The notebook is also available for [Colab](https://colab.research.google.com/github/askdagger/askdagger_cliport/blob/colab/notebooks/askdagger_cliport.ipynb).

## Credits

This work uses code from the following open-source projects and datasets:

#### CLIPort

Original:  [https://github.com/cliport/cliport](https://github.com/cliport/cliport)  
License: [Apache 2.0](https://github.com/cliport/cliport/blob/master/LICENSE)    
Changes: The code under `src` is mainly based on the codebase of [CLIPort](https://github.com/cliport/cliport).
We created new files for interactive training, such as `interactive_agent.py`, `pier.py`, `sag.py`, `train_interactive.py`, `uncertainty_quantification.py` and `train_interactive.py`.
In `clip_lingunet_lat.py` and `resnet_lat.py` some layers are removed to reduce the GPU memory footprint.
Furthermore, we replaced the `ReLU` activations in CLIPort for `LeakyReLU`, since we experienced some problems with vanishing gradients during interactive training.
For the rest, minor changes have been made to facilitate interactive training, relabeling demonstrations and to allow for prioritization with PIER.


#### CLIPort-Batchify

Original: [https://github.com/ChenWu98/cliport-batchify](https://github.com/ChenWu98/cliport-batchify)  
License: [Apache 2.0](https://github.com/ChenWu98/cliport-batchify/blob/master/LICENSE)    
Changes: We implemented batch training for CLIPort following the changes in this repo.

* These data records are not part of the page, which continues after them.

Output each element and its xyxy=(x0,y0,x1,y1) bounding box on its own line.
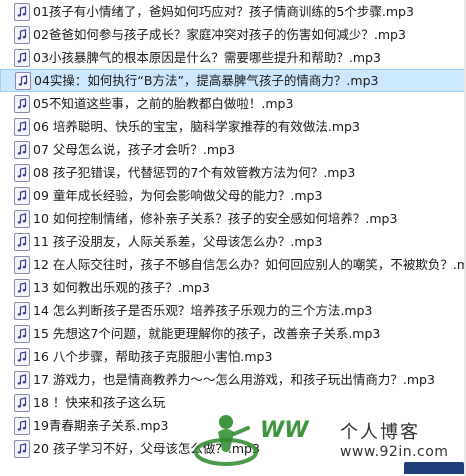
file-name: 19青春期亲子关系.mp3 xyxy=(33,418,169,433)
music-file-icon xyxy=(14,370,30,389)
file-row[interactable]: 14 怎么判断孩子是否乐观？培养孩子乐观力的三个方法.mp3 xyxy=(0,299,466,322)
file-row[interactable]: 20 孩子学习不好，父母该怎么做？.mp3 xyxy=(0,437,466,460)
music-file-icon xyxy=(14,232,30,251)
watermark-corner-badge xyxy=(404,462,464,474)
file-row[interactable]: 13 如何教出乐观的孩子？.mp3 xyxy=(0,276,466,299)
file-name: 16 八个步骤，帮助孩子克服胆小害怕.mp3 xyxy=(33,349,273,364)
file-row[interactable]: 15 先想这7个问题，就能更理解你的孩子，改善亲子关系.mp3 xyxy=(0,322,466,345)
file-name: 07 父母怎么说，孩子才会听？.mp3 xyxy=(33,142,235,157)
file-row[interactable]: 16 八个步骤，帮助孩子克服胆小害怕.mp3 xyxy=(0,345,466,368)
music-file-icon xyxy=(14,140,30,159)
file-row[interactable]: 02爸爸如何参与孩子成长？家庭冲突对孩子的伤害如何减少？.mp3 xyxy=(0,23,466,46)
music-file-icon xyxy=(14,439,30,458)
file-name: 13 如何教出乐观的孩子？.mp3 xyxy=(33,280,210,295)
file-row[interactable]: 18 ！快来和孩子这么玩 xyxy=(0,391,466,414)
file-row[interactable]: 09 童年成长经验，为何会影响做父母的能力？.mp3 xyxy=(0,184,466,207)
music-file-icon xyxy=(14,255,30,274)
file-name: 12 在人际交往时，孩子不够自信怎么办？如何回应别人的嘲笑，不被欺负？.mp3 xyxy=(33,257,466,272)
file-name: 11 孩子没朋友，人际关系差，父母该怎么办？.mp3 xyxy=(33,234,323,249)
music-file-icon xyxy=(14,25,30,44)
music-file-icon xyxy=(14,48,30,67)
file-row[interactable]: 01孩子有小情绪了，爸妈如何巧应对？孩子情商训练的5个步骤.mp3 xyxy=(0,0,466,23)
music-file-icon xyxy=(14,163,30,182)
file-name: 03小孩暴脾气的根本原因是什么？需要哪些提升和帮助？.mp3 xyxy=(33,50,381,65)
music-file-icon xyxy=(14,347,30,366)
file-name: 09 童年成长经验，为何会影响做父母的能力？.mp3 xyxy=(33,188,323,203)
file-list: 01孩子有小情绪了，爸妈如何巧应对？孩子情商训练的5个步骤.mp3 02爸爸如何参… xyxy=(0,0,466,476)
music-file-icon xyxy=(14,186,30,205)
file-row[interactable]: 05不知道这些事，之前的胎教都白做啦！.mp3 xyxy=(0,92,466,115)
file-name: 20 孩子学习不好，父母该怎么做？.mp3 xyxy=(33,441,260,456)
music-file-icon xyxy=(14,416,30,435)
file-name: 06 培养聪明、快乐的宝宝，脑科学家推荐的有效做法.mp3 xyxy=(33,119,360,134)
music-file-icon xyxy=(14,2,30,21)
file-row[interactable]: 03小孩暴脾气的根本原因是什么？需要哪些提升和帮助？.mp3 xyxy=(0,46,466,69)
file-row[interactable]: 04实操：如何执行“B方法”，提高暴脾气孩子的情商力？.mp3 xyxy=(0,69,466,92)
file-name: 08 孩子犯错误，代替惩罚的7个有效管教方法为何？.mp3 xyxy=(33,165,356,180)
file-row[interactable]: 06 培养聪明、快乐的宝宝，脑科学家推荐的有效做法.mp3 xyxy=(0,115,466,138)
music-file-icon xyxy=(14,393,30,412)
music-file-icon xyxy=(14,324,30,343)
file-name: 10 如何控制情绪，修补亲子关系？孩子的安全感如何培养？.mp3 xyxy=(33,211,398,226)
file-row[interactable]: 08 孩子犯错误，代替惩罚的7个有效管教方法为何？.mp3 xyxy=(0,161,466,184)
file-row[interactable]: 17 游戏力，也是情商教养力～～怎么用游戏，和孩子玩出情商力？.mp3 xyxy=(0,368,466,391)
music-file-icon xyxy=(14,209,30,228)
file-name: 04实操：如何执行“B方法”，提高暴脾气孩子的情商力？.mp3 xyxy=(34,73,379,88)
file-row[interactable]: 07 父母怎么说，孩子才会听？.mp3 xyxy=(0,138,466,161)
music-file-icon xyxy=(15,71,31,90)
file-row[interactable]: 19青春期亲子关系.mp3 xyxy=(0,414,466,437)
file-row[interactable]: 12 在人际交往时，孩子不够自信怎么办？如何回应别人的嘲笑，不被欺负？.mp3 xyxy=(0,253,466,276)
music-file-icon xyxy=(14,94,30,113)
music-file-icon xyxy=(14,301,30,320)
music-file-icon xyxy=(14,278,30,297)
music-file-icon xyxy=(14,117,30,136)
file-row[interactable]: 11 孩子没朋友，人际关系差，父母该怎么办？.mp3 xyxy=(0,230,466,253)
file-name: 14 怎么判断孩子是否乐观？培养孩子乐观力的三个方法.mp3 xyxy=(33,303,373,318)
file-name: 05不知道这些事，之前的胎教都白做啦！.mp3 xyxy=(33,96,294,111)
file-name: 02爸爸如何参与孩子成长？家庭冲突对孩子的伤害如何减少？.mp3 xyxy=(33,27,406,42)
file-name: 15 先想这7个问题，就能更理解你的孩子，改善亲子关系.mp3 xyxy=(33,326,381,341)
file-row[interactable]: 10 如何控制情绪，修补亲子关系？孩子的安全感如何培养？.mp3 xyxy=(0,207,466,230)
file-name: 01孩子有小情绪了，爸妈如何巧应对？孩子情商训练的5个步骤.mp3 xyxy=(33,4,414,19)
file-name: 17 游戏力，也是情商教养力～～怎么用游戏，和孩子玩出情商力？.mp3 xyxy=(33,372,435,387)
file-name: 18 ！快来和孩子这么玩 xyxy=(33,395,166,410)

#### Google Ravens (TransporterNets)
Original:  [https://github.com/google-research/ravens](https://github.com/google-research/ravens)  
License: [Apache 2.0](https://github.com/google-research/ravens/blob/master/LICENSE)    
Changes: We use the tasks as adapted for [CLIPort](https://github.com/cliport/cliport) to include unseen objects as distractor objects.
Also created a `packing-seen-shapes` and `packing-unseen-shapes` task rather than only a `packing-shapes` task.

#### OpenAI CLIP

Original: [https://github.com/openai/CLIP](https://github.com/openai/CLIP)  
License: [MIT](https://github.com/openai/CLIP/blob/main/LICENSE)  
Changes: We used CLIP as adapted for [CLIPort](https://github.com/cliport/cliport), with minor bug fixes.

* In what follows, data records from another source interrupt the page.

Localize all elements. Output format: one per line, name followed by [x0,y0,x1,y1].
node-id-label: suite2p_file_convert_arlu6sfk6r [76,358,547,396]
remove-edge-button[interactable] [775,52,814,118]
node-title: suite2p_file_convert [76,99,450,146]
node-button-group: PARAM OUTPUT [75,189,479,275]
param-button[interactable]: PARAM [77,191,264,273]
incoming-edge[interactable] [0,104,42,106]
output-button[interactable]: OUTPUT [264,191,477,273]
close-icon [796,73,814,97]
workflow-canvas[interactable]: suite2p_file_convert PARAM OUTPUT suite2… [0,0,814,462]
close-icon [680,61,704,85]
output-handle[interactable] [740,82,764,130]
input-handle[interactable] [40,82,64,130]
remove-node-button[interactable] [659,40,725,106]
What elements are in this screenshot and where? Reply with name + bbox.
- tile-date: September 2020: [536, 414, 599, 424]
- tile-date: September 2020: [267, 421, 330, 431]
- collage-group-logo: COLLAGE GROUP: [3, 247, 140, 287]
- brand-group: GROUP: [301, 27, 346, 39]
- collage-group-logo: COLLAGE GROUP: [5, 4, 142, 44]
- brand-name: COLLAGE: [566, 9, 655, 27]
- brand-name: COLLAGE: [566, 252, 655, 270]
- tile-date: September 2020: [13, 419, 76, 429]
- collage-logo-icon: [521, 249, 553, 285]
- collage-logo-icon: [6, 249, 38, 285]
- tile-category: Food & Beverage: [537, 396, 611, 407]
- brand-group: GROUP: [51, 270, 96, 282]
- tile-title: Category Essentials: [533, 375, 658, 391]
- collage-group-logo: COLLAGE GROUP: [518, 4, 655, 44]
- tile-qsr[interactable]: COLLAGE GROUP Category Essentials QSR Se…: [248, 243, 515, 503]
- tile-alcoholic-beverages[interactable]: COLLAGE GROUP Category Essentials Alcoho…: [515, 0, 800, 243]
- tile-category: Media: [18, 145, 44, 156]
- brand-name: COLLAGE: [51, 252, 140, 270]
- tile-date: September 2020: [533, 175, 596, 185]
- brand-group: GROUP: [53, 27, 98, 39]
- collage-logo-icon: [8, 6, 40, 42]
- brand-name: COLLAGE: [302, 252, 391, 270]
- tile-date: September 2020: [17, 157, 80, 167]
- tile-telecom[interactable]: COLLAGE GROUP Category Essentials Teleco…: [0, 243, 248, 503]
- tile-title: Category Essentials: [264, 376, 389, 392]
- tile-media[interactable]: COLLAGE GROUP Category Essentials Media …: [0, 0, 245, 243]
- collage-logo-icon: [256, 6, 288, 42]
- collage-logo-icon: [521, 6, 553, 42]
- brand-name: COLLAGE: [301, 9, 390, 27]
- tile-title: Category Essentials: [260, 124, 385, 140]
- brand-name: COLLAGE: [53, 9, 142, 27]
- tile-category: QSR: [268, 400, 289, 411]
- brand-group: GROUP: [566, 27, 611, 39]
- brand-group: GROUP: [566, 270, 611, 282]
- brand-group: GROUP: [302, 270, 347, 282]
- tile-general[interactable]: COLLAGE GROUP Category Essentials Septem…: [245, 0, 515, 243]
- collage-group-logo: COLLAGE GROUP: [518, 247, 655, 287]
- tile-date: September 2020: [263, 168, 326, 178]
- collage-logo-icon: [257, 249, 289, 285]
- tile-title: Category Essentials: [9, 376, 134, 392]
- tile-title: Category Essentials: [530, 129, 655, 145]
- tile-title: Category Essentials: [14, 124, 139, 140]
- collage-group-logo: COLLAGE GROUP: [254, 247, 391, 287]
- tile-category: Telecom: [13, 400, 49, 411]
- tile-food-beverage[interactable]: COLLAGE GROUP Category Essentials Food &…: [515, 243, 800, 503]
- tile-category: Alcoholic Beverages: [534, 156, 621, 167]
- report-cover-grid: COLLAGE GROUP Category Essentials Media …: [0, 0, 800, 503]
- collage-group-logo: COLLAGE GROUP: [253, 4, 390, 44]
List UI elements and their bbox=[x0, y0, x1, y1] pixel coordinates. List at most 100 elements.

#### Google Scanned Objects

Original: [Dataset](https://app.ignitionrobotics.org/GoogleResearch/fuel/collections/Google%20Scanned%20Objects)  
License: [Creative Commons BY 4.0](https://creativecommons.org/licenses/by/4.0/)  
Changes: We use the objects as adapted for [CLIPort](https://github.com/cliport/cliport) with fixed center-of-mass (COM) to be geometric-center for selected objects.

#### U-Net 

Original: [https://github.com/milesial/Pytorch-UNet/](https://github.com/milesial/Pytorch-UNet/)  
License: [GPL 3.0](https://github.com/milesial/Pytorch-UNet/)  
Changes: Used as is in [unet.py](src/askdagger_cliport/models/core/unet.py). Note: This part of the code is GPL 3.0.